July 30, 1975
Report, Embassy of Hungary in North Korea to the Hungarian Foreign Ministry
Kim Il Sung, the general secretary of the KWP and the president of the DPRK, made official visits to
-- China (on 18-26 April 1975)
-- Romania (on 22-26 May 1975)
-- Algeria (between 26 May and 2 June 1975)
-- Mauritania (from 30 May to 1 June 1975)
-- Bulgaria (on 2-5 June 1975) and
-- Yugoslavia (on 5-9 June 1975)
as the head of a party and government delegation. After his visit to China, he also wanted to visit the Soviet Union in the second half of May, but the date he proposed did not suit the Soviet leaders. He also asked to be received in Prague, but the date did not suit [the Czechoslovak leadership] either. His intention to visit Moscow is an important political fact for two reasons. On the one hand, it shows that the DPRK continues to pursue a so-called policy of maintaining a balance of power between the Chinese party and our parties; on the other hand, we should take this intention into consideration while evaluating his trips to China, Europe, and Africa. [...]
We know from Soviet and Chinese sources (the DRV ambassador to Pyongyang informed us about the conversation that he had had with the Chinese ambassador to Pyongyang) that – primarily in China – Kim Il Sung considered the possibility of a military solution. According to the Chinese ambassador, the DPRK wants to create the kind of military situation in South Korea that came into being in South Vietnam before the victory. Taking advantage of the riots against the dictatorial regime of Park Chung Hee, and invited by certain South Korean [political] forces, the DPRK would have given military assistance if it had not been dissuaded from doing so in time.
This dissuasion obviously began as early as [Kim Il Sung's visit] in Beijing, for it is well-known that – primarily in Asia – China holds back and opposes any kind of armed struggle that might shake the position of the USA in Asia. A new Korean War would not be merely a war between North and South [Korea]. With this end in view, during the Korean party and government delegation's stay in Beijing, the Chinese side strongly emphasized the importance of the peaceful unification of Korea [...] For his part, Kim Il Sung said nothing, or hardly anything, about his own proposals to find a peaceful solution. On the contrary, he declared that if a revolution flared up in South Korea, the DPRK could not remain indifferent; it would give active assistance to the South Korean people. And if the enemy started a war, it would be met with a crushing repulse. In such a war the DPRK could lose only the cease-fire line, but it might achieve the unification of the country, he said.

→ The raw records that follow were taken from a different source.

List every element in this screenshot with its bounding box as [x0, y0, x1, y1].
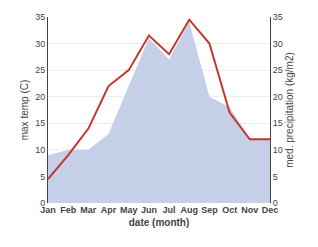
svg-text:5: 5 [273, 172, 278, 182]
svg-text:30: 30 [273, 39, 283, 49]
svg-text:max temp (C): max temp (C) [19, 80, 30, 141]
svg-text:Jan: Jan [40, 205, 56, 215]
svg-text:Dec: Dec [262, 205, 279, 215]
svg-text:Aug: Aug [181, 205, 199, 215]
svg-text:Nov: Nov [241, 205, 258, 215]
svg-text:30: 30 [35, 39, 45, 49]
svg-text:Apr: Apr [101, 205, 117, 215]
svg-text:5: 5 [40, 172, 45, 182]
svg-text:35: 35 [273, 12, 283, 22]
svg-text:20: 20 [35, 92, 45, 102]
svg-text:20: 20 [273, 92, 283, 102]
svg-text:10: 10 [273, 145, 283, 155]
svg-text:date (month): date (month) [129, 217, 190, 228]
svg-text:35: 35 [35, 12, 45, 22]
svg-text:Jul: Jul [163, 205, 176, 215]
svg-text:0: 0 [40, 198, 45, 208]
svg-text:0: 0 [273, 198, 278, 208]
svg-text:Feb: Feb [60, 205, 77, 215]
svg-text:15: 15 [273, 118, 283, 128]
svg-text:25: 25 [35, 65, 45, 75]
svg-text:25: 25 [273, 65, 283, 75]
svg-text:10: 10 [35, 145, 45, 155]
svg-text:Sep: Sep [201, 205, 218, 215]
svg-text:med. precipitation (kg/m2): med. precipitation (kg/m2) [284, 52, 295, 168]
svg-text:Jun: Jun [141, 205, 157, 215]
svg-text:May: May [120, 205, 138, 215]
svg-text:15: 15 [35, 118, 45, 128]
svg-text:Oct: Oct [222, 205, 237, 215]
svg-text:Mar: Mar [80, 205, 97, 215]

Of the six visits, the ones made to China and Yugoslavia were also important in regard to the military equipment and military technology made available to the DPRK. China provides the People's Army of the DPRK with many kinds of military equipment and arms. The possibility of giving certain tactical nuclear weapons [to North Korea] in order to offset the nuclear forces in South Korea also came into consideration. A deputy minister of the People's Armed Forces in Pyongyang, who on 11 June received the Hungarian military [officers who arrived in North Korea for] vacationing, alluded to that. Yugoslavia helps [the DPRK] primarily in the field of naval forces.
Dr Janos Taraba
charge d'affaires ad interim
Hungarian report on Sino-Korean relations. China is wary of a second Korean War, whereas Kim Il Sung makes it clear that military force is an option. Military technology and equipment were also made available to Kim Il Sung on his foreign relations tour.